Mais, justement, c’est de ça dont il s’agissait : un plat fait globalement d’une seule pièce, sur lequel on venait plaquer des décorations parfois très complexes. Et, pas de doute, ça faisait déjà bien son petit effet ! (je vous renvoie aux sublimes gâteaux de la Nuit des Rois, ici)

Là où Carême se démarque, c’est qu’il apporte sa vision d’artiste et d’architecte. Il recrée en miniature comestible des bâtiments, des jardins, des sculptures, construit ses desserts sur plusieurs étages, fait de la mise en scène…
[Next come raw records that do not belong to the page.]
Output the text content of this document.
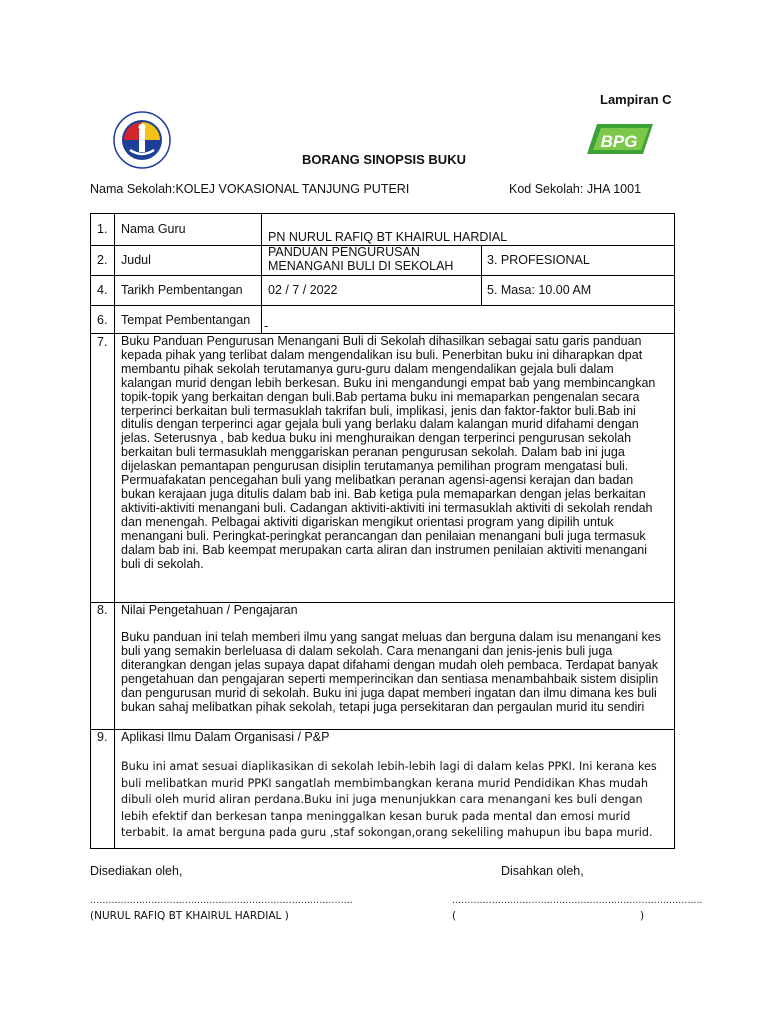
Lampiran C
BPG
BORANG SINOPSIS BUKU
Nama Sekolah:KOLEJ VOKASIONAL TANJUNG PUTERI	Kod Sekolah: JHA 1001
1. Nama Guru
PN NURUL RAFIQ BT KHAIRUL HARDIAL
2. Judul
PANDUAN PENGURUSAN
MENANGANI BULI DI SEKOLAH	3. PROFESIONAL
4. Tarikh Pembentangan 02 / 7 / 2022	5. Masa: 10.00 AM
6. Tempat Pembentangan -
7. Buku Panduan Pengurusan Menangani Buli di Sekolah dihasilkan sebagai satu garis panduan

kepada pihak yang terlibat dalam mengendalikan isu buli. Penerbitan buku ini diharapkan dpat

membantu pihak sekolah terutamanya guru-guru dalam mengendalikan gejala buli dalam

kalangan murid dengan lebih berkesan. Buku ini mengandungi empat bab yang membincangkan

topik-topik yang berkaitan dengan buli.Bab pertama buku ini memaparkan pengenalan secara

terperinci berkaitan buli termasuklah takrifan buli, implikasi, jenis dan faktor-faktor buli.Bab ini

ditulis dengan terperinci agar gejala buli yang berlaku dalam kalangan murid difahami dengan

jelas. Seterusnya , bab kedua buku ini menghuraikan dengan terperinci pengurusan sekolah

berkaitan buli termasuklah menggariskan peranan pengurusan sekolah. Dalam bab ini juga

dijelaskan pemantapan pengurusan disiplin terutamanya pemilihan program mengatasi buli.

Permuafakatan pencegahan buli yang melibatkan peranan agensi-agensi kerajan dan badan

bukan kerajaan juga ditulis dalam bab ini. Bab ketiga pula memaparkan dengan jelas berkaitan

aktiviti-aktiviti menangani buli. Cadangan aktiviti-aktiviti ini termasuklah aktiviti di sekolah rendah

dan menengah. Pelbagai aktiviti digariskan mengikut orientasi program yang dipilih untuk

menangani buli. Peringkat-peringkat perancangan dan penilaian menangani buli juga termasuk

dalam bab ini. Bab keempat merupakan carta aliran dan instrumen penilaian aktiviti menangani

buli di sekolah.

8. Nilai Pengetahuan / Pengajaran

Buku panduan ini telah memberi ilmu yang sangat meluas dan berguna dalam isu menangani kes

buli yang semakin berleluasa di dalam sekolah. Cara menangani dan jenis-jenis buli juga

diterangkan dengan jelas supaya dapat difahami dengan mudah oleh pembaca. Terdapat banyak

pengetahuan dan pengajaran seperti memperincikan dan sentiasa menambahbaik sistem disiplin

dan pengurusan murid di sekolah. Buku ini juga dapat memberi ingatan dan ilmu dimana kes buli

bukan sahaj melibatkan pihak sekolah, tetapi juga persekitaran dan pergaulan murid itu sendiri

9. Aplikasi Ilmu Dalam Organisasi / P&P

Buku ini amat sesuai diaplikasikan di sekolah lebih-lebih lagi di dalam kelas PPKI. Ini kerana kes

buli melibatkan murid PPKI sangatlah membimbangkan kerana murid Pendidikan Khas mudah

dibuli oleh murid aliran perdana.Buku ini juga menunjukkan cara menangani kes buli dengan

lebih efektif dan berkesan tanpa meninggalkan kesan buruk pada mental dan emosi murid

terbabit. Ia amat berguna pada guru ,staf sokongan,orang sekeliling mahupun ibu bapa murid.

Disediakan oleh,	Disahkan oleh,
......................................................................................	..................................................................................
(NURUL RAFIQ BT KHAIRUL HARDIAL )	(	)
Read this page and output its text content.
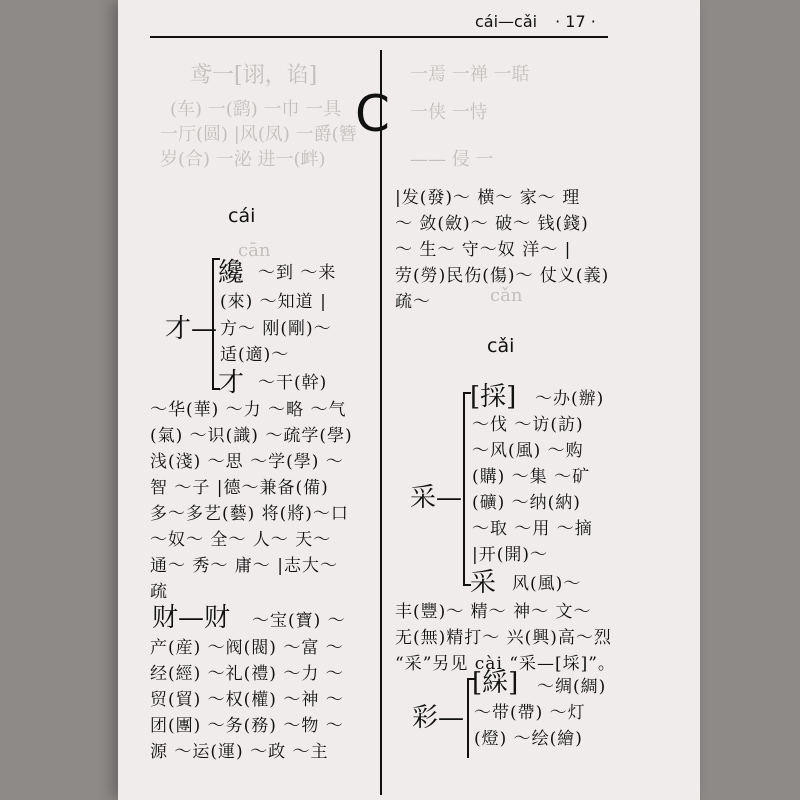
鸢一[诩，谄]
(车) 一(鹞) 一巾 一具
一厅(圆) |风(凤) 一爵(簪
岁(合) 一泌 进一(衅)	—— 侵 一
一焉 一禅 一聒
一侠 一恃
cān
cǎn
cái—cǎi · 17 ·
C
cái
才—
纔 ～到 ～来
(來) ～知道 |
方～ 刚(剛)～
适(適)～
才 ～干(幹)
～华(華) ～力 ～略 ～气
(氣) ～识(識) ～疏学(學)
浅(淺) ～思 ～学(學) ～
智 ～子 |德～兼备(備)
多～多艺(藝) 将(將)～口
～奴～ 全～ 人～ 天～
通～ 秀～ 庸～ |志大～
疏
财—财 ～宝(寶) ～
产(産) ～阀(閥) ～富 ～
经(經) ～礼(禮) ～力 ～
贸(貿) ～权(權) ～神 ～
团(團) ～务(務) ～物 ～
源 ～运(運) ～政 ～主
|发(發)～ 横～ 家～ 理
～ 敛(斂)～ 破～ 钱(錢)
～ 生～ 守～奴 洋～ |
劳(勞)民伤(傷)～ 仗义(義)
疏～
cǎi
采—
[採] ～办(辦)
～伐 ～访(訪)
～风(風) ～购
(購) ～集 ～矿
(礦) ～纳(納)
～取 ～用 ～摘
|开(開)～
采 风(風)～
丰(豐)～ 精～ 神～ 文～
无(無)精打～ 兴(興)高～烈
“采”另见 cài “采—[埰]”。
彩—
[綵] ～绸(綢)
～带(帶) ～灯
(燈) ～绘(繪)
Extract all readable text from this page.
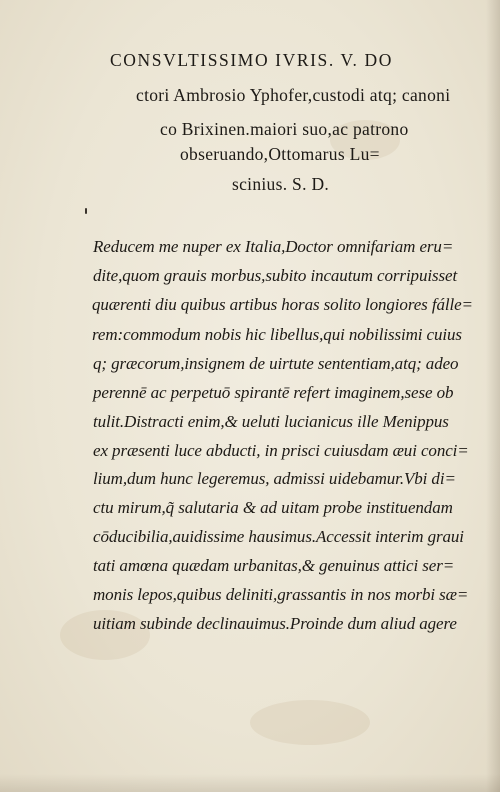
CONSVLTISSIMO IVRIS. V. DO
ctori Ambrosio Yphofer,custodi atq; canoni
co Brixinen.maiori suo,ac patrono
obseruando,Ottomarus Lu=
scinius. S. D.
Reducem me nuper ex Italia,Doctor omnifariam eru=
dite,quom grauis morbus,subito incautum corripuisset
quærenti diu quibus artibus horas solito longiores fálle=
rem:commodum nobis hic libellus,qui nobilissimi cuius
q; græcorum,insignem de uirtute sententiam,atq; adeo
perennē ac perpetuō spirantē refert imaginem,sese ob
tulit.Distracti enim,& ueluti lucianicus ille Menippus
ex præsenti luce abducti, in prisci cuiusdam æui conci=
lium,dum hunc legeremus, admissi uidebamur.Vbi di=
ctu mirum,q̃ salutaria & ad uitam probe instituendam
cōducibilia,auidissime hausimus.Accessit interim graui
tati amœna quædam urbanitas,& genuinus attici ser=
monis lepos,quibus deliniti,grassantis in nos morbi sæ=
uitiam subinde declinauimus.Proinde dum aliud agere
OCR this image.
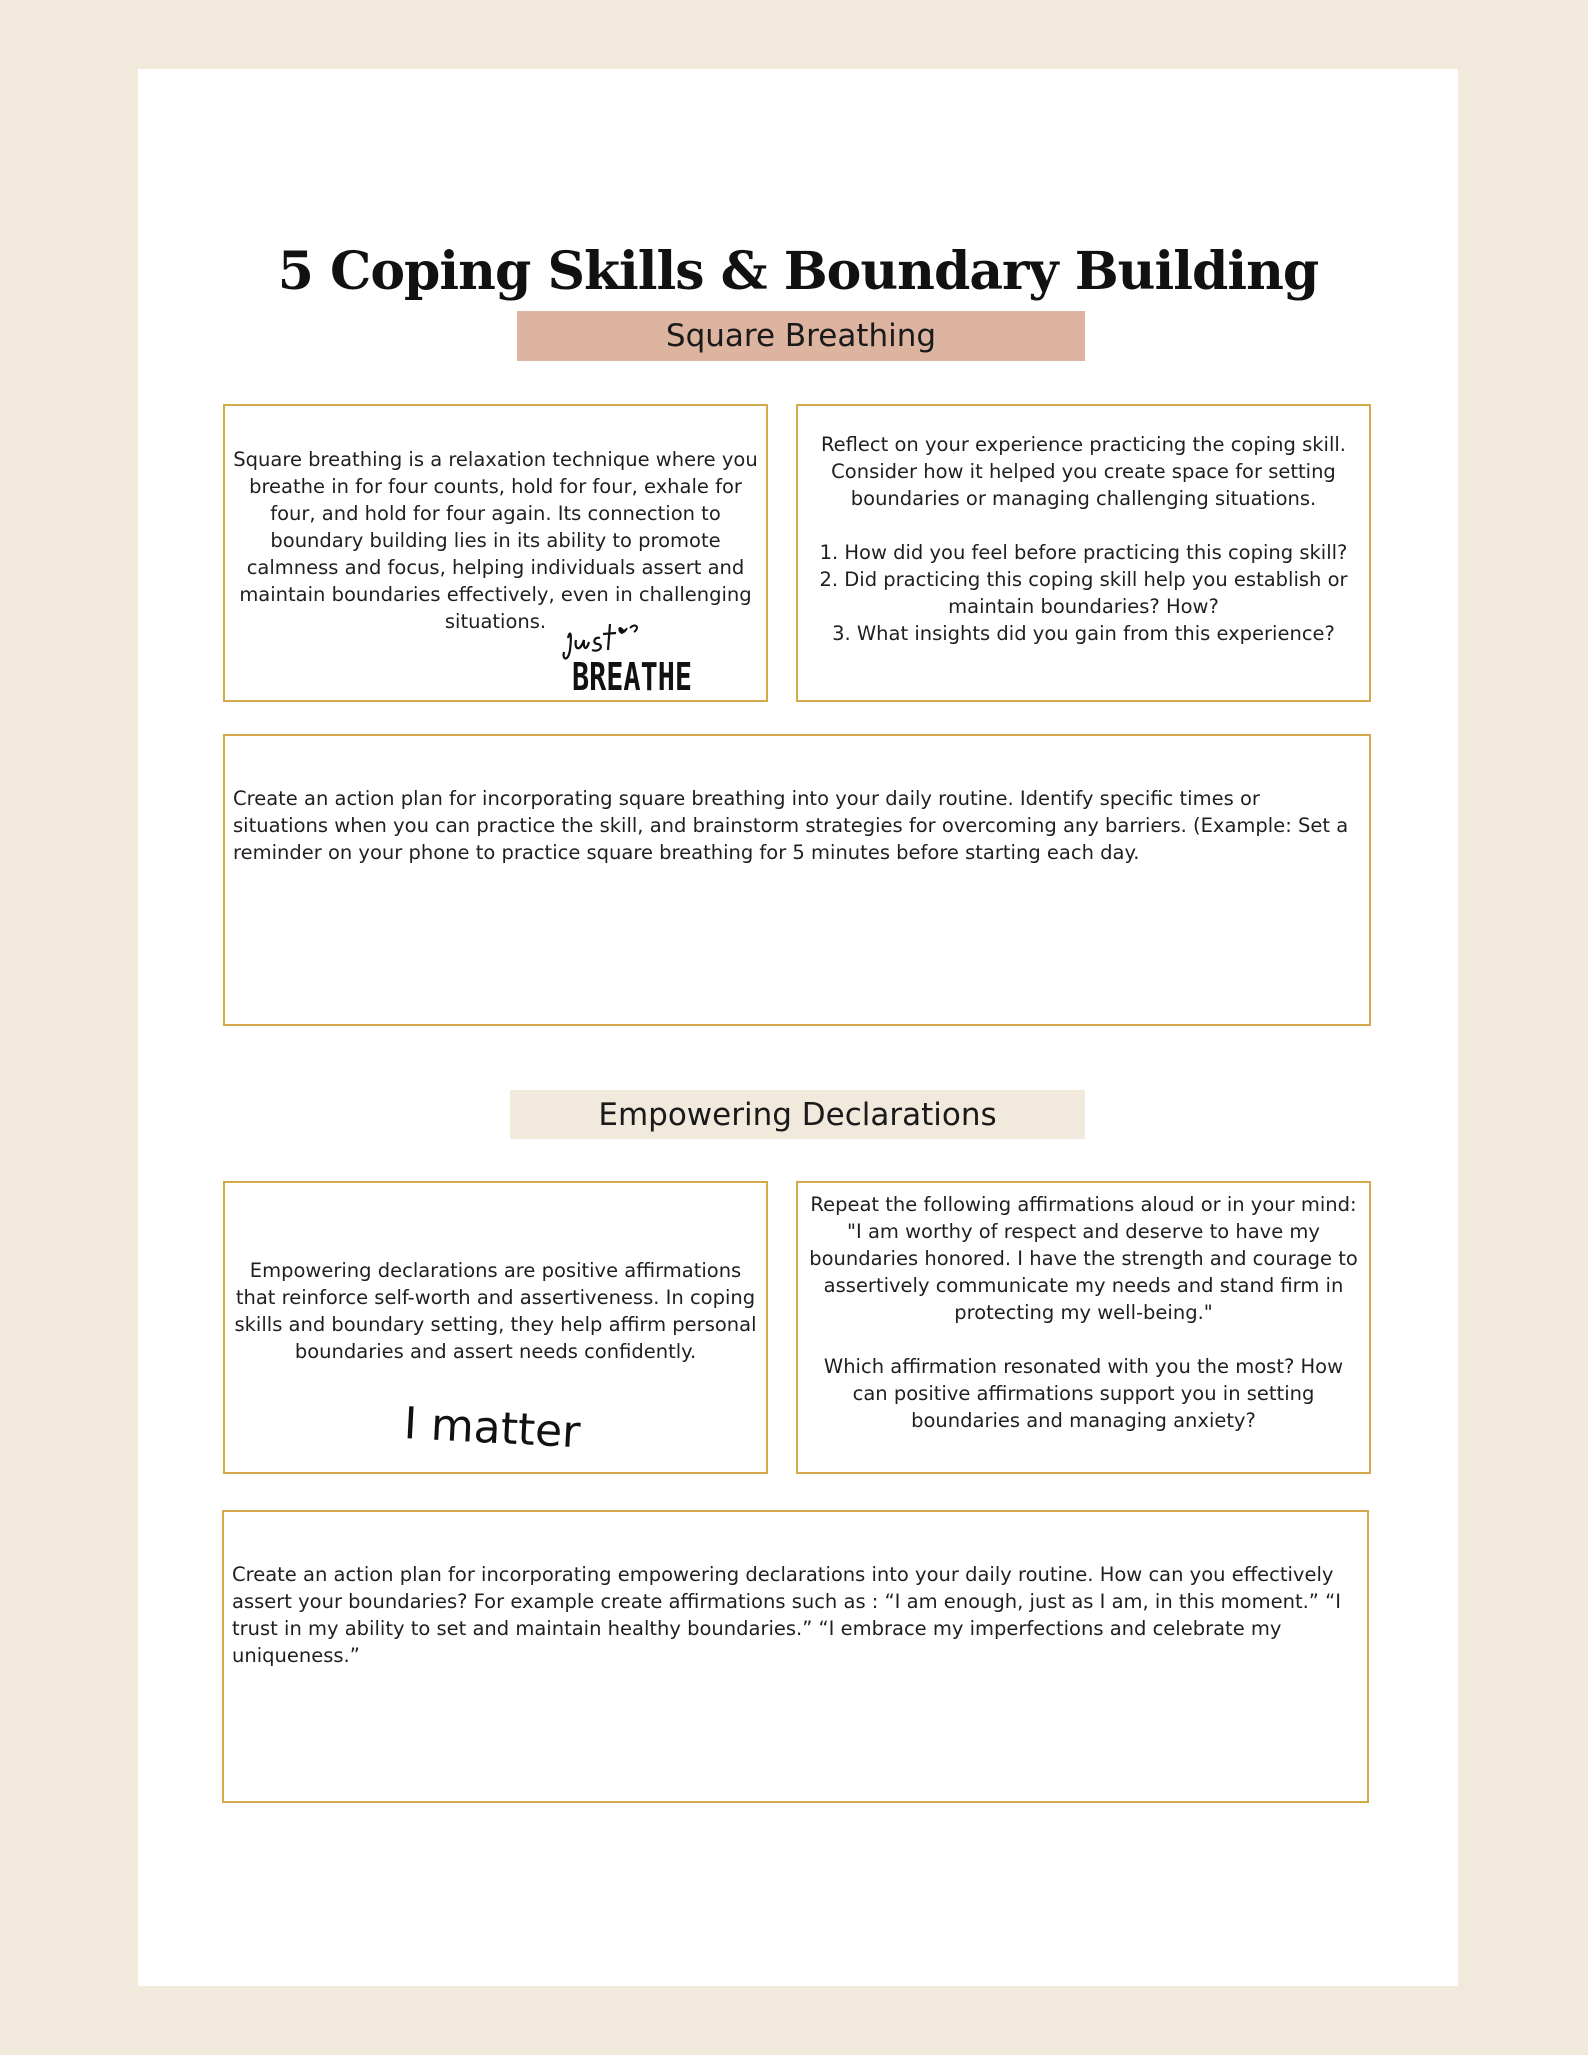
5 Coping Skills & Boundary Building
Square Breathing
Square breathing is a relaxation technique where you breathe in for four counts, hold for four, exhale for four, and hold for four again. Its connection to boundary building lies in its ability to promote calmness and focus, helping individuals assert and maintain boundaries effectively, even in challenging situations.
BREATHE
Reflect on your experience practicing the coping skill. Consider how it helped you create space for setting boundaries or managing challenging situations.
1. How did you feel before practicing this coping skill?
2. Did practicing this coping skill help you establish or maintain boundaries? How?
3. What insights did you gain from this experience?
Create an action plan for incorporating square breathing into your daily routine. Identify specific times or situations when you can practice the skill, and brainstorm strategies for overcoming any barriers. (Example: Set a reminder on your phone to practice square breathing for 5 minutes before starting each day.
Empowering Declarations
Empowering declarations are positive affirmations that reinforce self-worth and assertiveness. In coping skills and boundary setting, they help affirm personal boundaries and assert needs confidently.
I matter
Repeat the following affirmations aloud or in your mind:
"I am worthy of respect and deserve to have my boundaries honored. I have the strength and courage to assertively communicate my needs and stand firm in protecting my well-being."
Which affirmation resonated with you the most? How can positive affirmations support you in setting boundaries and managing anxiety?
Create an action plan for incorporating empowering declarations into your daily routine. How can you effectively assert your boundaries? For example create affirmations such as : “I am enough, just as I am, in this moment.” “I trust in my ability to set and maintain healthy boundaries.” “I embrace my imperfections and celebrate my uniqueness.”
Tout ça va laisser des traces durables, car cette nouvelle esthétique se retrouvera plus tard dans les desserts qu’on servait à l’époque victorienne.

Illustration tirée du livre de recettes de Mrs. Beeton (vers 1860)

En conclusion

Antonin Carême décède en 1833, à Paris, à 48 ans.

Je n’ai parlé ici que de ses desserts, puisqu’il est avant tout pâtissier et c’est ce qui l’a fait connaître, mais il cuisinait aussi d’autres plats. Il a notamment beaucoup travaillé la pâte feuilletée, ce qui lui a permis d’inventer le vol-au-vent, ainsi que le mille-feuille ! De plus, Carême n’était pas toujours aux fourneaux : en tant que chef, il avait un rôle de gestionnaire, c’était une sorte de Vatel qui organisait et supervisait de A à Z le déroulement des banquets.

Reste que son influence sur la cuisine française (et occidentale en général) a été énoooooorme. Il a été le premier chef « star », il a importé une esthétique et un véritable art de la table, il a ouvert la voie pour que se développe ce qu’on appelle aujourd’hui la haute gastronomie. Il ne s’agit pas juste de très bien cuisinier, mais également d’avoir un regard d’artiste, de créateur, d’architecte. De nos jours, la cuisine ne fait pas partie des 7 grands arts majeurs, mais nul doute que Carême aurait penché pour qu’elle devienne le 8ème !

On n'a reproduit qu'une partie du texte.